Practice-drill structure
Build each drill from four prompts: define the concept, name the triggering cue, choose the next action, and explain why two alternatives are weaker. A two-column sheet works well — high-yield cue on the left (breach spreading, evidence for court, prove a vuln is exploitable), and the exact action on the right (contain first, chain of custody, penetration test).
| Cue in the stem | Correct action | Why distractors fail |
|---|---|---|
| Incident still spreading | Contain before eradicate/recover | Cleaning during spread reinfects |
| Evidence may go to court | Preserve chain of custody and hash the image | Speed without integrity = inadmissible |
| Need broad, frequent checks | Vulnerability scan | A pen test is periodic and scoped |
| Need to prove real exploitability | Penetration test | A scan identifies but does not exploit |
A domain is ready when you can return after a day, answer mixed items without the domain label visible, and still explain why the distractors fail. If your score drops sharply after a break, the knowledge is recognition-based and needs more active recall.

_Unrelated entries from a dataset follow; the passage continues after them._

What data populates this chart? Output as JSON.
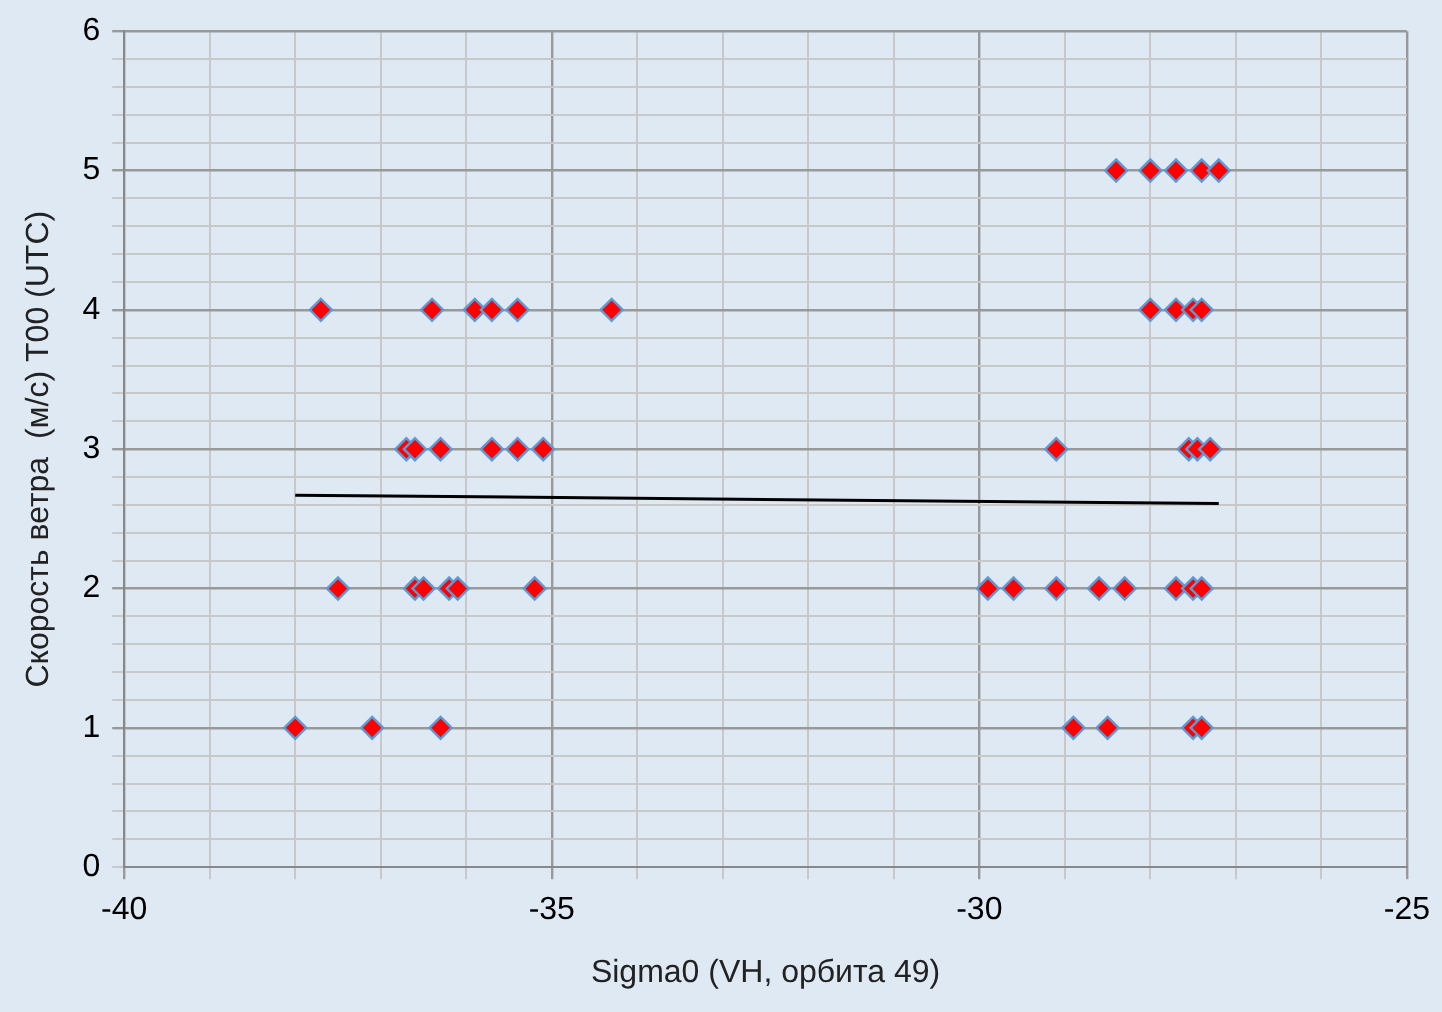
{
  "chart_data": {
    "type": "scatter",
    "xlabel": "Sigma0 (VH, орбита 49)",
    "ylabel": "Скорость ветра  (м/с) T00 (UTC)",
    "xlim": [
      -40,
      -25
    ],
    "ylim": [
      0,
      6
    ],
    "xticks": [
      -40,
      {
        "value": -39,
        "label": null
      },
      {
        "value": -38,
        "label": null
      },
      {
        "value": -37,
        "label": null
      },
      {
        "value": -36,
        "label": null
      },
      -35,
      {
        "value": -34,
        "label": null
      },
      {
        "value": -33,
        "label": null
      },
      {
        "value": -32,
        "label": null
      },
      {
        "value": -31,
        "label": null
      },
      -30,
      {
        "value": -29,
        "label": null
      },
      {
        "value": -28,
        "label": null
      },
      {
        "value": -27,
        "label": null
      },
      {
        "value": -26,
        "label": null
      },
      -25
    ],
    "yticks": [
      0,
      {
        "value": 0.2,
        "label": null
      },
      {
        "value": 0.4,
        "label": null
      },
      {
        "value": 0.6,
        "label": null
      },
      {
        "value": 0.8,
        "label": null
      },
      1,
      {
        "value": 1.2,
        "label": null
      },
      {
        "value": 1.4,
        "label": null
      },
      {
        "value": 1.6,
        "label": null
      },
      {
        "value": 1.8,
        "label": null
      },
      2,
      {
        "value": 2.2,
        "label": null
      },
      {
        "value": 2.4,
        "label": null
      },
      {
        "value": 2.6,
        "label": null
      },
      {
        "value": 2.8,
        "label": null
      },
      3,
      {
        "value": 3.2,
        "label": null
      },
      {
        "value": 3.4,
        "label": null
      },
      {
        "value": 3.6,
        "label": null
      },
      {
        "value": 3.8,
        "label": null
      },
      4,
      {
        "value": 4.2,
        "label": null
      },
      {
        "value": 4.4,
        "label": null
      },
      {
        "value": 4.6,
        "label": null
      },
      {
        "value": 4.8,
        "label": null
      },
      5,
      {
        "value": 5.2,
        "label": null
      },
      {
        "value": 5.4,
        "label": null
      },
      {
        "value": 5.6,
        "label": null
      },
      {
        "value": 5.8,
        "label": null
      },
      6
    ],
    "grid": true,
    "legend": false,
    "marker": "diamond",
    "series": [
      {
        "color": "#ff0000",
        "x": [
          -28.4,
          -28.0,
          -27.7,
          -27.4,
          -27.2,
          -37.7,
          -36.4,
          -35.9,
          -35.7,
          -35.4,
          -34.3,
          -28.0,
          -27.7,
          -27.5,
          -27.4,
          -36.7,
          -36.6,
          -36.3,
          -35.7,
          -35.4,
          -35.1,
          -29.1,
          -27.55,
          -27.45,
          -27.3,
          -37.5,
          -36.6,
          -36.5,
          -36.2,
          -36.1,
          -35.2,
          -29.9,
          -29.6,
          -29.1,
          -28.6,
          -28.3,
          -27.7,
          -27.5,
          -27.4,
          -38.0,
          -37.1,
          -36.3,
          -28.9,
          -28.5,
          -27.5,
          -27.4
        ],
        "values": [
          5,
          5,
          5,
          5,
          5,
          4,
          4,
          4,
          4,
          4,
          4,
          4,
          4,
          4,
          4,
          3,
          3,
          3,
          3,
          3,
          3,
          3,
          3,
          3,
          3,
          2,
          2,
          2,
          2,
          2,
          2,
          2,
          2,
          2,
          2,
          2,
          2,
          2,
          2,
          1,
          1,
          1,
          1,
          1,
          1,
          1
        ]
      },
      {
        "type": "line",
        "color": "#000000",
        "x": [
          -38.0,
          -27.2
        ],
        "values": [
          2.67,
          2.61
        ],
        "marker": "none"
      }
    ]
  }
}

An organization has just confirmed that malware is actively spreading across its network. What should the incident-response team do FIRST?
What is the PRIMARY purpose of maintaining a documented chain of custody during a forensic investigation?
Which statement BEST distinguishes a vulnerability scan from a penetration test?
Under the cloud shared responsibility model, which party is typically responsible for securing customer data and configuring identity and access management?